Many worry that the EUs new AI act will become another poster child of the Brussels effect, where firms end up adopting the EU’s regulation, in absence of any other, because it saves costs. Yet the Brussels effect might not exactly happen with the AI act, particularly because firms might want to use different algorithms in the first place. For example, marketing companies will want to use different algorithms for different geographic areas because consumers behave differently depending on where they live. It won’t be hard then for firms to have their different algorithms comply with different rules in different regions.
All this to say that we should expect different AI regimes around the world. Companies should prepare for that. AI trade friction with Europe is likely to emerge, and private companies will advance their own “responsible AI” initiatives as they face a fragmented global AI regulatory landscape.
Q8. How can we improve the way we gather data to feed LLMs?
Raj Verma: We need to make sure LLMs are up to date. Open source LLMs that are trained on large, publicly available data are prone to hallucinate because at least part of their data is outdated and probably biased. There are ways to fix this problem, including Retrieval Augmented Generation (RAG), which is a technique that uses a program to retrieve contextual information from outside the model, immediately feeding it to the AI system. Think of it as an open book test where the AI model, with the help of a program (the book), can look up information specific to the question it is being asked about. This is a very cost effective way of updating LLMs because you don’t need to retrain it all the time and can use it in case-specific prompts.
RAG is central to how we at SingleStore are bringing LLMs to date. To curate data in real time, it needs to be stored as vectors, which SingleStore allows users to do. That way you can join all kinds of data and deliver the specific data you need in a matter of milliseconds.
Q9. What is the evolutionary path you think AI will go through? When we look back 5-10 years from now, how will we look at genAI systems like ChatGPT?
Raj Verma: Five years from now, today’s AI systems will look archaic to us. In the same way that computers of the 60s look archaic to us today. What will happen with AI is that it will scale and therefore become simpler, and more intuitive. And if you think about it, scaling AI is the best way to make it more democratic, more accessible.

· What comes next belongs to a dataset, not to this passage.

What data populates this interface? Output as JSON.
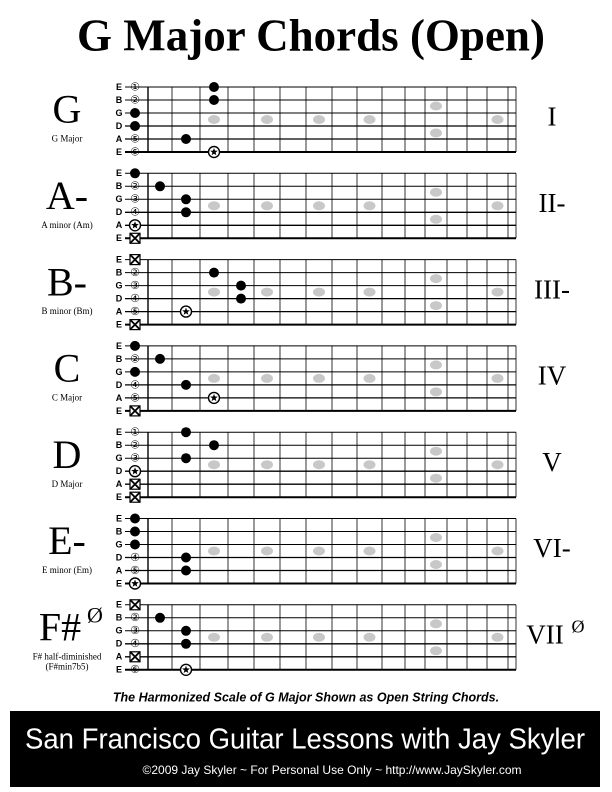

That is the challenge we have in front of us, scaling AI, so that it works seamlessly in giving us the exact insight we need to improve our choices. I believe this scaling process should revolve around information, context and choice, what I call the trinity of intelligence. These are the three tenets that differentiate AI from previous groundbreaking technologies. They are also what help us experience the now in a way that we are empowered to make the best choices. Because this is our vision at SingleStore, we focus on developing a multi-generational platform which you can use to transact and reason with data in millisecond response times. We believe this is the way to make AI more powerful because with more precise databases that can deliver information in real time, we can power the AI systems that will really help us make the best choices as humans.
Raj Verma is the CEO of SingleStore.
He brings more than 25 years of global experience in enterprise software and operating at scale. Raj was instrumental in the growth of TIBCO software to over $1 billion in revenue, serving as CMO, EVP Global Sales, and COO. He was also formerly COO at Apttus Software and Hortonworks. Raj earned his bachelor’s degree in Computer Science from BMS College of Engineering in Bangalore, India.